Party Poopers Have Fun, Too
Today we’re probing the extrovert-introvert divide on fun – seriously.
“Extroverts have more fun.”
When I read this in one of Rick Steves’s European guidebooks, I became indignant. What a slur on introverts! And how untrue! It brought to mind the smug advice given to introverts time after time: “Get over yourself.” “Don’t be a wimp.” “Just get out there.” “Come out of your shell.” In that mindset, introverts have themselves to blame for missing out on life’s great adventures. Steves’s idea seems to be that if you don’t go carousing with the locals, engaging strangers in vivacious chitchat, kicking up your heels in accordance with the local customs, you won’t experience the magic of travel. Indeed, you won’t really have lived.
Some introverts buy these exhortations and others don’t. I’ve critiqued them and argued that introverts have different inclinations from extroverts – preferences that deserve to be respected. When it comes to travel, introverts are unlikely to barge into a pub someplace where we’ve never been, buy everyone there a round of drinks and start an international singing contest with the locals. We may instead get talking quietly yet intensely with the person next us on a plane or train and have that be a mind-expanding, smile-inducing experience.

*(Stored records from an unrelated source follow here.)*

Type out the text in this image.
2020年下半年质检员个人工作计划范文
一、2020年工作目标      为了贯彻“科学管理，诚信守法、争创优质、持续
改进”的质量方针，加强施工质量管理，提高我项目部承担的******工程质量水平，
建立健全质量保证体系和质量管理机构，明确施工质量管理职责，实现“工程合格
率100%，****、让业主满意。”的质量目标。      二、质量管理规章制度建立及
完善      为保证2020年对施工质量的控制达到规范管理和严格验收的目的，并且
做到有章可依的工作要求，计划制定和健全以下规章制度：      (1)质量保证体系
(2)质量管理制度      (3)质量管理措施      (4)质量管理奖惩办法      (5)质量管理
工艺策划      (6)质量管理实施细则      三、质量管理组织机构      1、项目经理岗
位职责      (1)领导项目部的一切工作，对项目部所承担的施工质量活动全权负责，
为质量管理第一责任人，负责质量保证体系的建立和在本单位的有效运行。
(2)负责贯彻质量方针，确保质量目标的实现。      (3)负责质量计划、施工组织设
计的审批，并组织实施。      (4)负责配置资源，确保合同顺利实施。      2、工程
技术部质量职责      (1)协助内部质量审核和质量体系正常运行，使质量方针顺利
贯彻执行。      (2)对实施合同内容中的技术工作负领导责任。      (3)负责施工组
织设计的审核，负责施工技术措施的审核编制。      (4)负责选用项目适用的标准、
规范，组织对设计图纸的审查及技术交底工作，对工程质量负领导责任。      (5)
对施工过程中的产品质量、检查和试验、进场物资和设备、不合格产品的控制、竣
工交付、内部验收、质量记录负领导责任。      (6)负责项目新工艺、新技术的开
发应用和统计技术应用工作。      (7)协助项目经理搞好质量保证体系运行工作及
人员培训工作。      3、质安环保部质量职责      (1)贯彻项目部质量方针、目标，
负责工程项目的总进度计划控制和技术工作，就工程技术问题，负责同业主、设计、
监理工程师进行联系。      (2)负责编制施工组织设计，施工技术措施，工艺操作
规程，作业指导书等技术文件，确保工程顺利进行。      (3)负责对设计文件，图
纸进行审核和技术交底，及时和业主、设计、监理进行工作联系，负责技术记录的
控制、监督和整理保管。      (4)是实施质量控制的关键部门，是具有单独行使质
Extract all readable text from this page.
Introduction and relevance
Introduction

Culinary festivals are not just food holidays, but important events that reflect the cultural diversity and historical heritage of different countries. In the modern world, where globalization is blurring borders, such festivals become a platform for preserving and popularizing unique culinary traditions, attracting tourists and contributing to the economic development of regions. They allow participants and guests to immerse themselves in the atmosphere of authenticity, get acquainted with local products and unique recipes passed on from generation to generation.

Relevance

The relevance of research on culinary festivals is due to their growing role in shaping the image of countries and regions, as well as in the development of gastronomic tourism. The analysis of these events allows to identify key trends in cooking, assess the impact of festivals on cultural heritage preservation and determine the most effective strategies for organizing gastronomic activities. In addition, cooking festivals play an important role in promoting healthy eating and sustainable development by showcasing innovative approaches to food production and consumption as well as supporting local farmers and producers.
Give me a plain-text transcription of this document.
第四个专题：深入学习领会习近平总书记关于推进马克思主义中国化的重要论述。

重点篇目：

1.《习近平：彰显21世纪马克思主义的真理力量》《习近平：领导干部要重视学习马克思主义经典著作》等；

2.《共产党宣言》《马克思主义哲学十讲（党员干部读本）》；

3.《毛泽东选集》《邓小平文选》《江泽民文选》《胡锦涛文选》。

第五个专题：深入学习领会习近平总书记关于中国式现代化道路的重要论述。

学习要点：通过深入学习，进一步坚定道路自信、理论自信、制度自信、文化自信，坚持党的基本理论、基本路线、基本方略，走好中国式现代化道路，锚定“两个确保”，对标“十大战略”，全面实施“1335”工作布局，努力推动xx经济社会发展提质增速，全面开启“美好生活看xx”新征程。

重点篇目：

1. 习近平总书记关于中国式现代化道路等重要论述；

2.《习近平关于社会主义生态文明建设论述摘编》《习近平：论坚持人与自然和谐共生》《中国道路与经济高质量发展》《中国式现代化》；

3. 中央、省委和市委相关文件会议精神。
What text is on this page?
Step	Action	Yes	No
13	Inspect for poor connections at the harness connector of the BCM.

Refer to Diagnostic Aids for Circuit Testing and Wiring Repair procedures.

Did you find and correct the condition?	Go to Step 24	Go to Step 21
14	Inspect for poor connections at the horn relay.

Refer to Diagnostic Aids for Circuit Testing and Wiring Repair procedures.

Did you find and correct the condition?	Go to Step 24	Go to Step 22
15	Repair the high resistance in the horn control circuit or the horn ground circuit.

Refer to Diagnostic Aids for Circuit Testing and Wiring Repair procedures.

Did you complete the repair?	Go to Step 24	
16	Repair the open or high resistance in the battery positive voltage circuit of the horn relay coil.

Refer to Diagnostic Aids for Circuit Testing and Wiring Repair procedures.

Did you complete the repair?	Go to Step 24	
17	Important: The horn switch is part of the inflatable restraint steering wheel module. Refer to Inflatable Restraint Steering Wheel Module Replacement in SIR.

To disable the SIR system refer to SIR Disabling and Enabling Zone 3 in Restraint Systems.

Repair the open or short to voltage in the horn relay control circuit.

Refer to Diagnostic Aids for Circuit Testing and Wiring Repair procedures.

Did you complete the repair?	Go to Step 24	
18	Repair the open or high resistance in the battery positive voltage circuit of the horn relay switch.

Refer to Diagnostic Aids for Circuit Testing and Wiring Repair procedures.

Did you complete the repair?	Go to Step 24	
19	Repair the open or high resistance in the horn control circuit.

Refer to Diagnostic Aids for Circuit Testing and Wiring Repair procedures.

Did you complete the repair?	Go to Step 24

Do Extroverts Really Have More Fun?
Still, is there anything at all in Steves’s claim? Let’s start with the definition of fun. If fun consists of gleeful play, boisterous pleasures, upbeat table-hopping and uninhibited commotion, then extroverts were born for that type of interaction. Of course they’d have more of it, while traveling or at home. But suppose we shear off the social element and define fun as just explosive delight, an in-the-moment, devil-may-care ebullience that crowds out worries, self-consciousness and fears. Then clearly it’s possible to have fun that doesn’t involve social interaction – introverted fun.
I once sat down and listed unique highs I’d experienced while traveling. They included these:
During a road trip to Alaska and Western Canada, we pulled our car over at a signpost marking the Arctic Circle. I got out of the car, thrilled to my fingertips and toes. The very idea of having reached this spot had me bursting with excitement. For miles around, not one other person or vehicle could be seen or heard.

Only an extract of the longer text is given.